Concernant la France, la dernière place des Twin Twin en 2014 (la France était lanterne rouge pour la première fois de son histoire) et le piètre résultat de Lisa Angell l’année suivante, ont eu un effet électrochoc du côté de France TV. Nathalie André, qui était directrice des divertissements à l’époque, s’est rendue compte, comme elle l’a dit après coup, en arrivant à Vienne où avait lieu l’édition 2015, que la réalité du concours, cette énorme machinerie, ne correspondait pas du tout à l’image modeste et un peu désuète qu’elle s’en faisait. C’est ainsi qu’Amir est arrivé en 2016, offrant une sixième place à la France. Le public français qui pensait que le top 10 n’était plus accessible pour des raisons de pseudos votes géopolitiques a compris qu’en fait c’était jouable. La deuxième place de Barbara Pravi leur a démontré que la France pouvait briller au concours et même, qui sait, regagner un jour.
Musicalement, même si ça reste très éclectique, tu penses qu’il y a des tendances dans les chansons proposées d’année en année ? Et c’est quoi en ce moment ?
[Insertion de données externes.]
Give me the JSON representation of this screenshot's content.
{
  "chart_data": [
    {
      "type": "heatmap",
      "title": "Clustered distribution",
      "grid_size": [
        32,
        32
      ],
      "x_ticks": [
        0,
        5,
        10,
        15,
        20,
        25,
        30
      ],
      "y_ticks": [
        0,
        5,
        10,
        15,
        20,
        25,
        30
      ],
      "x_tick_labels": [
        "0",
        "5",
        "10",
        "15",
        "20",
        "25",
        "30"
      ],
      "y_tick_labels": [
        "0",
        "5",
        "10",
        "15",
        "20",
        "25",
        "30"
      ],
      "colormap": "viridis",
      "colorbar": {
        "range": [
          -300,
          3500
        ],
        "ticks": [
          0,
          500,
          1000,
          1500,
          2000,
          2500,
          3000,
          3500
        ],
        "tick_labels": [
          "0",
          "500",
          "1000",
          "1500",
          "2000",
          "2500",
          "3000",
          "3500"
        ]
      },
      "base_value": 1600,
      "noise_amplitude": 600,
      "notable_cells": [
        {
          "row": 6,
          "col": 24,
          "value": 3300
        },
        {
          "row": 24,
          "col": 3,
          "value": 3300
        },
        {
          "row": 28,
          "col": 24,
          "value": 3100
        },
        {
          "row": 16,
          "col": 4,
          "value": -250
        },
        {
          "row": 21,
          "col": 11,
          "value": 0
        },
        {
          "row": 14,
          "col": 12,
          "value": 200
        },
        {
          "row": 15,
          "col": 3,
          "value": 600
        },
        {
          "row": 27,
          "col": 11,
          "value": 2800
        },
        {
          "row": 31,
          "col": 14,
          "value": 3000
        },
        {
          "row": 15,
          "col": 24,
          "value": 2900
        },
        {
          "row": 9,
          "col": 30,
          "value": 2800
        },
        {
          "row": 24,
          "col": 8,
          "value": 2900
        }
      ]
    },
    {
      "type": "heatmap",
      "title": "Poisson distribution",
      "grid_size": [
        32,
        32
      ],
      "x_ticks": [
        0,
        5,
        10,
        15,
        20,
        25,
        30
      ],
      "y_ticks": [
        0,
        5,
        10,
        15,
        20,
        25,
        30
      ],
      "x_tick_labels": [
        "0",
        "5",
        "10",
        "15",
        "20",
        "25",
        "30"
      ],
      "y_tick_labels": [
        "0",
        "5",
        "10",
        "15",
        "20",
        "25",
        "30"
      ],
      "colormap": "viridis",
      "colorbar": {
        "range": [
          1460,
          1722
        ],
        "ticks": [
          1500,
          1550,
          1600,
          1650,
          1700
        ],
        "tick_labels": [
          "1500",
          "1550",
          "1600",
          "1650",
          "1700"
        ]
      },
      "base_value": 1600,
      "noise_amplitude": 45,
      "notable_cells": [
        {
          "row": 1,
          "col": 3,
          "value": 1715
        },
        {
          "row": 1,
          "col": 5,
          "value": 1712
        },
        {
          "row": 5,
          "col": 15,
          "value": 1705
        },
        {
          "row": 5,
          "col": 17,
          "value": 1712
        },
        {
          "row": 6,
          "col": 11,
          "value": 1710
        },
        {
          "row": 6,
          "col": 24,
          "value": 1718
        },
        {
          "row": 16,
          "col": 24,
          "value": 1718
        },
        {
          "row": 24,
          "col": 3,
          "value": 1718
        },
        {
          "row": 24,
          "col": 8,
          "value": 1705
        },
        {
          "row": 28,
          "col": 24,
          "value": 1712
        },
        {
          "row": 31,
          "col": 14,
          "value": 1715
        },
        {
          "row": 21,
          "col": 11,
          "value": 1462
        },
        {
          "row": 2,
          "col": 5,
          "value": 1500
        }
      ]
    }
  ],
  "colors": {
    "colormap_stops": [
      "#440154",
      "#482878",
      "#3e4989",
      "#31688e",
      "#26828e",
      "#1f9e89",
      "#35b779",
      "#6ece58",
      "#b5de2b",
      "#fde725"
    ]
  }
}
La tendance est de fuir ce qui peut paraître formaté. J’ai l’impression que cela a commencé en 2016 avec la victoire de l’Ukrainienne Jamala et sa chanson qui n’a rien d’un tube évident. Mais elle dégage une force émotionnelle, une forme d’authenticité, à rebours des recettes de la pop suédoise qui a longtemps été perçue comme la panacée. Les gagnant·e·s suivant, Salvador Sobral, Netta, Duncan Laurence, les Måneskin avaient leur authenticité propre, la capacité à porter leur chanson, à la vivre, à s’impliquer dedans, à faire corps avec elle. Leur point commun : être crédité·e·s à l’écriture et/ou à la composition.
On note aussi que sur les cinq dernières chansons gagnantes, il y en a une en italien, une en portugais, une qui comprend du tatar… L’anglais n’est plus vue comme la langue à utiliser à tout prix. L’an dernier, dans le top 5, il n’y avait qu’une chanson en anglais (et une en italien, deux en français et une en ukrainien). Cette année, un plus grand nombre encore de pays chantent dans une langue autre que l’anglais : en lituanien, en serbe, en islandais, en néerlandais, en breton, etc.
Le cycle dans lequel l’Eurovision se trouve fait la part belle aux chansons qui sont à la fois uniques et authentiques ou qui, du moins, ne donnent pas l’impression de chercher à reproduire ou suivre une recette ou d’être purement opportunistes.